Ausgehend von den verfassungsrechtlichen Vorgaben, dem Unbemittelten einen weitgehend gleichen Zugang zu Gericht zu ermöglichen und die eigentliche Prüfung der Sach- und Rechtslage nicht in das Nebenverfahren der Prozesskostenhilfe vorzuverlagern, dürfen die Anforderungen an die hinreichende Erfolgsaussicht nicht überspannt werden. Der Erfolg muss nicht gewiss sein, es genügt eine gewisse Wahrscheinlichkeit, die bereits gegeben ist, wenn ein Obsiegen ebenso gewiss ist wie ein Unterliegen (vgl. Schmidt, in: Eyermann, VwGO, 12. Aufl., § 166 Rn. 26). Prozesskostenhilfe muss nicht immer schon dann gewährt werden, wenn die entscheidungserhebliche Rechtsfrage noch nicht höchst- oder - bei der Anwendung von Landesrecht - obergerichtlich geklärt ist. Die Ablehnung der Gewährung kann ungeachtet einer solchen Klärung gerechtfertigt sein, wenn die Rechtsfrage angesichts der gesetzlichen Regelung oder im Hinblick auf von bereits vorliegender Rechtsprechung bereitgestellte Auslegungshilfen ohne Schwierigkeiten beantwortet werden kann. Ist dies dagegen nicht der Fall und steht eine höchst- oder obergerichtliche Klärung noch aus, läuft es dem Gebot der Rechtsschutzgleichheit zuwider, dem Unbemittelten wegen fehlender Erfolgsaussichten seines Begehrens Prozesskostenhilfe vorzuhalten. Denn dadurch würde der unbemittelten Partei im Gegensatz zu der bemittelten die Möglichkeit genommen, ihren Rechtsstandpunkt im Hauptsacheverfahren darzustellen und von dort aus in die höhere Instanz zu bringen (vgl. BVerfG, Beschl. v. 14.6.2006, BayVBl. 2006, 677 m. w. N.).

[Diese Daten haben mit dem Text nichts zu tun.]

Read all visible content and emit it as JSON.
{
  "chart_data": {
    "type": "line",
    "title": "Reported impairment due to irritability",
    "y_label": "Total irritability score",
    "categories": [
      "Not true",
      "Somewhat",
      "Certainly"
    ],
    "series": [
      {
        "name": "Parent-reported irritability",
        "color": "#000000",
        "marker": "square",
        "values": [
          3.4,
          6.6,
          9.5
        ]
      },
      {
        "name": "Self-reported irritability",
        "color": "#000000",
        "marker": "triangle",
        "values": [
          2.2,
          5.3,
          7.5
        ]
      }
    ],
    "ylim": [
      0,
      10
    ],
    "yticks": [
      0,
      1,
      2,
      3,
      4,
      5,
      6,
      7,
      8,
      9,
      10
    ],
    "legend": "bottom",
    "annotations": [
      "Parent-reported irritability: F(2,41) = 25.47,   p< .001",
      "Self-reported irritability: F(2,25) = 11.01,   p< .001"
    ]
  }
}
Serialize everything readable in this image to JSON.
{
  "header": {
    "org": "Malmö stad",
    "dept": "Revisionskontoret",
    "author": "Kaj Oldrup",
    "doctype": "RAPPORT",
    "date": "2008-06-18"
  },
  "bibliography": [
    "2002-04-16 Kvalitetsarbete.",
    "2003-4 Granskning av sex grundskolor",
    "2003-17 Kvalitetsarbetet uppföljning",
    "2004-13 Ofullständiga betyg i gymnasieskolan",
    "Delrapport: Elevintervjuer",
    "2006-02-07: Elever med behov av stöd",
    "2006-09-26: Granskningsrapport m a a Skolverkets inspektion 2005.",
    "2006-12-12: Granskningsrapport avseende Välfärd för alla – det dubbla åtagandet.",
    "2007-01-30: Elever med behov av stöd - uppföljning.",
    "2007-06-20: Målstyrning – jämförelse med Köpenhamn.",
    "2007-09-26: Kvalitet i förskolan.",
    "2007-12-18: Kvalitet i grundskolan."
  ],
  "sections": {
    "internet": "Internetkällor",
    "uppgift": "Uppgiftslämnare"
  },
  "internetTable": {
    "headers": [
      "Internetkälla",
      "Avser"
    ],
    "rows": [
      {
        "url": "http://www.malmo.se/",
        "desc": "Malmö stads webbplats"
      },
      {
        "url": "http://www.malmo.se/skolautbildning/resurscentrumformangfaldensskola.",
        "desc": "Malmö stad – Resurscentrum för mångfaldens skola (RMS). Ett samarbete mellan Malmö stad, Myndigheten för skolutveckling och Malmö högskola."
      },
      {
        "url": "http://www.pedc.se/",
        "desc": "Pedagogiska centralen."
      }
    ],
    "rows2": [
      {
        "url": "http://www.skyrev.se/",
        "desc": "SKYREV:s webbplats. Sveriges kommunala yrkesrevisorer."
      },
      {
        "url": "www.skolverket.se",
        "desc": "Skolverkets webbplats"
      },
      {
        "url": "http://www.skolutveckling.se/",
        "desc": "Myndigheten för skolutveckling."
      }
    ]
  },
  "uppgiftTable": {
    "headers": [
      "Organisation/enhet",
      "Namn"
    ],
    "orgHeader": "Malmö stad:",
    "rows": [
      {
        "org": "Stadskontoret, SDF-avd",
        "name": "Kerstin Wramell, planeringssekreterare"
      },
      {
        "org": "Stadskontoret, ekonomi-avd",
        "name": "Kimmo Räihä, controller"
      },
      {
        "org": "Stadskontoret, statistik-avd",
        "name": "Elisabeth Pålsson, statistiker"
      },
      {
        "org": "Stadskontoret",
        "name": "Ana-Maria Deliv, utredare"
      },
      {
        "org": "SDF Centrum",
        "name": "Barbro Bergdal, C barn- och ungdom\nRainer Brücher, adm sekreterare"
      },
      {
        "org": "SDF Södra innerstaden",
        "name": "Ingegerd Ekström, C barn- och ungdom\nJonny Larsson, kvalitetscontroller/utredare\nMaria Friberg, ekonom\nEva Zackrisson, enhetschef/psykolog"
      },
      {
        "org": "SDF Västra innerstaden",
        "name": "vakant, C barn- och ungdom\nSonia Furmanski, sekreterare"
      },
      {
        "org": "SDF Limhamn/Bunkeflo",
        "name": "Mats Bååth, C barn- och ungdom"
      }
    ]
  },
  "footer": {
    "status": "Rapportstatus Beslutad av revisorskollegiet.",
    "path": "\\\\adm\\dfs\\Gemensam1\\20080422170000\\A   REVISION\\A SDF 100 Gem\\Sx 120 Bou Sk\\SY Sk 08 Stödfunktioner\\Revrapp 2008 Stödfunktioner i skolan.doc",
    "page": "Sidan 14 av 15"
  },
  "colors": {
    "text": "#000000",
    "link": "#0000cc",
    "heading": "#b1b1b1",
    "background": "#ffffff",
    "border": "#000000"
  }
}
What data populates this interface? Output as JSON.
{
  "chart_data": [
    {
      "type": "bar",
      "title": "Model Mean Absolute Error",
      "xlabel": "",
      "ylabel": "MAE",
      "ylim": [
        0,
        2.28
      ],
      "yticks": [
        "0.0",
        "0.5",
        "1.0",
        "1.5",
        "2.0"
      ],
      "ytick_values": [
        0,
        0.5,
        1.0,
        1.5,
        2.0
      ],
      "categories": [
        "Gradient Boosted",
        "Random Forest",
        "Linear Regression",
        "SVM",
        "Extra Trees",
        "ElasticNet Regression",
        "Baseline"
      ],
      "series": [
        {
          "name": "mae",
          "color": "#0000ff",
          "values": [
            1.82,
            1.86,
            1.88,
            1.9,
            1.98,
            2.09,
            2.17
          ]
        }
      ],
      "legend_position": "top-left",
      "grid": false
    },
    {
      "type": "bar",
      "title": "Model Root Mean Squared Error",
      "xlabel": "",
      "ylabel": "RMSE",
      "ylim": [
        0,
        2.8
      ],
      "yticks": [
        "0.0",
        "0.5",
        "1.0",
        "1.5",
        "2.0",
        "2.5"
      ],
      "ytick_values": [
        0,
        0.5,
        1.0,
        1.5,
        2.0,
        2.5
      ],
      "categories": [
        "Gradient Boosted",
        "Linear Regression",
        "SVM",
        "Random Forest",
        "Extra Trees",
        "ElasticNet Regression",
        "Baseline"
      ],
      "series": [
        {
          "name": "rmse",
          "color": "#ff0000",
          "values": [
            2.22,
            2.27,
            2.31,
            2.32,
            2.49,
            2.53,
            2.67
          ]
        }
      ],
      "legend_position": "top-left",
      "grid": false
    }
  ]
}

Gemessen an diesen Maßstäben war die Beschwerdeeinlegung durch die Antragstellerin nicht ohne Aussicht auf Erfolg. Zwar hat der Senat letztlich die Erfolgsaussichten im Eilverfahren verneint. Auch ist höchstrichterlich geklärt, dass Krankheiten und Behinderungen nicht durch geringere Prüfungsanforderungen ausgeglichen werden müssen. Die Frage, ob § 62 Abs. 1 SchulG sowie § 4 Abs. 2 SOMIAP dem Gesetzesvorbehalt genügen und welche Folgerungen im Eilverfahren daraus zu ziehen wären, wenn die Regelungen den Anforderungen des Gesetzesvorbehaltes nicht gerecht werden, hat der Senat indes bislang nicht entschieden. Sie lassen sich auch nicht ohne weiteres aus dem Gesetz beantworten.

Die Kostenentscheidung folgt aus § 154 Abs. 2 VwGO.

Die Streitwertfestsetzung beruht auf § 63 Abs. 2, § 47 Abs. 1, § 53 Abs. 3 Nr. 2 und § 52 Abs. 2 GKG. Wegen der zumindest teilweise begehrten Vorwegnahme der Hauptsache erscheint eine Halbierung des Auffangstreitwertes nicht angezeigt (vgl. Nr. 1.5 des Streitwertkataloges für die Verwaltungsgerichtsbarkeit, abgedruckt z. B. bei Kopp/Schenke, VwGO, 15. Aufl., Anh § 164 Rn. 14).

Der Beschluss ist unanfechtbar (§ 152 Abs. 1 VwGO, § 68 Abs. 1 Satz 5 i. V. m. § 66 Abs. 3 Satz 3 GKG).